Monza vs Thrifting
Waktu aku kecil sering mendengar Monza sebagai istilah pengganti barang bekas, tak terbatas pada baju melainkan bisa tas, sepatu, tali pinggang dan banyak lagi. Teman sekelas ku selalu punya barang branded dan dia bilang belinya di Monza. Bagi orang Sumatera Utara mendnegar Monza sudah paham bahwa itu adlaah barang bekas. Monza singkatan dari Mongonsidi Plaza, ya dulu di sana pusat penjualan barang bekas, meski bekas dulu haragnya termasuk mahal bila dibanding baju yang ku beli di Matahari Departemen Store.Â
Lambat laun image Monza memudar karena sudah tak sebagus dulu juga, namun akhir-akhir ini di berbagai platform khususnya Tiktok selalu ada saja Live dari Thrift store dan jelas tertarik ya melihat penjual mengiklankan berbagai pakaian branded dengan harga murah and looks like new.

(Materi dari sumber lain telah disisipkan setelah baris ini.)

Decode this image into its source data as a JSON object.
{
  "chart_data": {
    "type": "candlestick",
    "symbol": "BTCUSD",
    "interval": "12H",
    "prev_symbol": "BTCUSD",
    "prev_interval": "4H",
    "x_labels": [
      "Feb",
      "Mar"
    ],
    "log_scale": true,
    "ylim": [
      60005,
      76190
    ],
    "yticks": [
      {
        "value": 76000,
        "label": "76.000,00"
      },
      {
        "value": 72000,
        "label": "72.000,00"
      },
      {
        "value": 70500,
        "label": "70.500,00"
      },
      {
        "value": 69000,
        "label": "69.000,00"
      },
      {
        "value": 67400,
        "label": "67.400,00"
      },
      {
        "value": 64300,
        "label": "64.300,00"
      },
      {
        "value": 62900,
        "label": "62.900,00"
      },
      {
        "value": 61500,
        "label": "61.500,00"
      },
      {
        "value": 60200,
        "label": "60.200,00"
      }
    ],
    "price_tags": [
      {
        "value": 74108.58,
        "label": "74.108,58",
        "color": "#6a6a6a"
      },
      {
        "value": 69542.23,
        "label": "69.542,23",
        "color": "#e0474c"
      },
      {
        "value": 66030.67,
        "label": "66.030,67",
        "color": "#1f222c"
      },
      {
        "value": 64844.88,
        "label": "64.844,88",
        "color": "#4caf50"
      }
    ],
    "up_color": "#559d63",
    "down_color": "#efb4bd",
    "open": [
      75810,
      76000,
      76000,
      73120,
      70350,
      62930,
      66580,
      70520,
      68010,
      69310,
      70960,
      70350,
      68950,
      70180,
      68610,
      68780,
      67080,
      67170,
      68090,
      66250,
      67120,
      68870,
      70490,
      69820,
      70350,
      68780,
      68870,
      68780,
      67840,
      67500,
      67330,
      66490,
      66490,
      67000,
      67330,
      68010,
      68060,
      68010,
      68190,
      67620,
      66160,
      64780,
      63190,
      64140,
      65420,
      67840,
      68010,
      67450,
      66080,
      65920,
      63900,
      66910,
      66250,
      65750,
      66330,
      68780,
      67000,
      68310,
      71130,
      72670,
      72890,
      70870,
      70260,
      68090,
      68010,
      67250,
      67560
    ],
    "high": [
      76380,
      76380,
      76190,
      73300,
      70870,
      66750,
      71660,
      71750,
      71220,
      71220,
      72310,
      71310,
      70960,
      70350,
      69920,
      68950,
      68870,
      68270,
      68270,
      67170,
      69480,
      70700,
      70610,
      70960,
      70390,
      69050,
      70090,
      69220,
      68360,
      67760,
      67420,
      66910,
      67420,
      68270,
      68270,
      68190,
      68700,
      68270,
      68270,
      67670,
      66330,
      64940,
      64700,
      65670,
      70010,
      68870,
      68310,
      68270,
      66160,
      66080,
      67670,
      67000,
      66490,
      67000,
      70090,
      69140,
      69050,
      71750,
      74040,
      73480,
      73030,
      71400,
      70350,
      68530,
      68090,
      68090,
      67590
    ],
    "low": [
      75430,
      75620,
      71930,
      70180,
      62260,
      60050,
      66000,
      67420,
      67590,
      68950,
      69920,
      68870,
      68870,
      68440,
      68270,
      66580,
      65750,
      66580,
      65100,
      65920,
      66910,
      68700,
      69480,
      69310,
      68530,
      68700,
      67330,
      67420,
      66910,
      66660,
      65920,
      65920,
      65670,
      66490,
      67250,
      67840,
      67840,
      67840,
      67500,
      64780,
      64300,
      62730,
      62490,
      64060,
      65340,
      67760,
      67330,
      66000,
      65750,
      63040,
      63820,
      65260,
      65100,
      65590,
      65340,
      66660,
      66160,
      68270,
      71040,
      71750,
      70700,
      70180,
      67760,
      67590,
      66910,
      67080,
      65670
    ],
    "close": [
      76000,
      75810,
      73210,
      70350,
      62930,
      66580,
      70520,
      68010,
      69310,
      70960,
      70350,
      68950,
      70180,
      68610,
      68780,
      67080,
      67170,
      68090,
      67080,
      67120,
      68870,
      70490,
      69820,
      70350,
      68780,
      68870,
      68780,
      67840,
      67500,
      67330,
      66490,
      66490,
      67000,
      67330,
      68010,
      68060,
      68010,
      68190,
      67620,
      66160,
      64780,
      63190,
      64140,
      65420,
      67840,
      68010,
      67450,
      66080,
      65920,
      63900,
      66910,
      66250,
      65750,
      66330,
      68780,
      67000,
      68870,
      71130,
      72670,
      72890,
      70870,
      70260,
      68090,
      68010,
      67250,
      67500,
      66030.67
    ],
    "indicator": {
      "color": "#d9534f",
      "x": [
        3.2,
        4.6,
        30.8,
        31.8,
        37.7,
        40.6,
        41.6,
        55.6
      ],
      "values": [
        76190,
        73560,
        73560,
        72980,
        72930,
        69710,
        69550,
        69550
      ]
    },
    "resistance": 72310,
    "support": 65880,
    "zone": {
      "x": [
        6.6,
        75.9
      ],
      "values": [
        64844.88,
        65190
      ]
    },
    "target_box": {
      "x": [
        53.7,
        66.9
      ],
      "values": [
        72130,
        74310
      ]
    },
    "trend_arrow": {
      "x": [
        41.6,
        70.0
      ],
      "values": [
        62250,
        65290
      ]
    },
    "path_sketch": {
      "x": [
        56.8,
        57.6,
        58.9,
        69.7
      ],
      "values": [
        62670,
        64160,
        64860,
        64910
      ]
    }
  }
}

Kini Thrifting menjadi istilah bagi pakaian bekas, kebetulan istri temanku menjadi pelaku usaha thrifting sehingga dia kerap membawa dagangan istrinya ke kantor dan diserbu oleh karyawan karena memang bagus dan murah. Aku juga senang bisa mendapatkan baju hangat untuk anak-anak hanya dengan harga 25K saja, sementara bila aku membeli di sebuah toko branded harganya bisa 10x lipatnya so dalam keuangan yang pas-pasan namun ingin bergaya maka thrifting adalah salah satu solusi menurutku.
Benarkah Thrifting Mengganggu Produk UMKM?
Beberapa waktu lalu berita didominasi persoalan larangan thrifting oleh Pak Presiden, saat mendengar alasannya "membunuh produk UMKM" jujurly aku langsung tak setuju. Thrifting bukanlah satu-satunya penyebab produk UMKM tak laku. Pernah dengar ya pejabat membeli produk UMKM? Wah sebagai rakyat jelas aku juga tertarik namun begitu dicari tahu harga jaket produk lokal yang dibeli Pak Presiden ketika ada di Mandalika wow! Produk lokal itu nyaris dibandrol 1.5 juta! Wah sorry Pak aku gak senasionalis itu untuk merogoh tabungan demi sebuah jaket lokal.
Rerata fashion UMKM yang bagus harganya nggak murah, jadi ya wajar saja kalau Presiden sampai pejabatnya mampu beli produk UMKM ya monggo, bahkan konon daster yang ku beli 100 ribu untuk 3 potong juga datang dari china, yah meski nggak bekas tapi sama toh ini juga bukan produk lokal? Thrifting justru menjadi peluang bisnis bagi banyak anak muda saat ini, lagian pakaian bekas yang dimaksud juga menurutku bukan seperti apa yang tertuang dalam Undang-Undang Kementerian Perdagangan, namanya saja bekas tapi ternyata sebagian besar adalah produk yang tak lolos Quality Control makanya sebagian besar pengguna pakaian thrifting keberatan nih bila larangan ini diberlakukan.
Bagaimana Kalau Larangan Beli Barang Mewah?
Menurutku sih larangan thrifting tak efektif, tahukan ya ilmu  parenting bila dilarang maka akan ada selalu ada cara untuk menemukan jalan. Lagian yang kena dampak tetap saja rakyat kecil, yang punya usaha Thrifting juga rakyat yang berjuang untuk menemukan usaha yang murah modalnya namun bisa mendapatkan keuntungan yang OK, sementara itu kenapa tak mengeluarkan larangan untuk store branded yang harganya rerata hanya mampu dibeli oleh kalangan berduit.Â
Oh itu resmi ada devisa masuk? Nah kalau begitu mengapa pemerintah tak memikirkan regulasi terbaik untuk bisnis thrifting, daripada membuat larangan mungkin akan terlihat lebih bijak bila dibuatkan aturannya sehingga rakyat yang melakukan bisnis ini nggak merasa bisnisnya di rampas.
Toh pelaku UMKM dan Thrifting sama-sama rakyat Indonesia loh Pak! Janganlah lagi-lagi pepatah simiskin makin miskin nih nyata adanya, yang merdeka ya si kaya mau beli branded bisa sampai ke pabrik di negara lain, lah ya ini rakyatmu yang uangnya pas-pasan ya pengen pak pakai baju branded meski tak layak edar di pabriknya.
Lagian ya ikut bangga juga sih buat konsumen thrifting which is bukan sekedar mikirin harga yang murah tapi sebagian ada juga yang rela membeli pakaian thrifting demi mengurangi limbah tekstil, banyak loh pak usaha fashion yang udah mikirin bumi buktinya sekarang juga marak jasa penyewaan baju branded dan diminati karena prinsip menjaga bumi.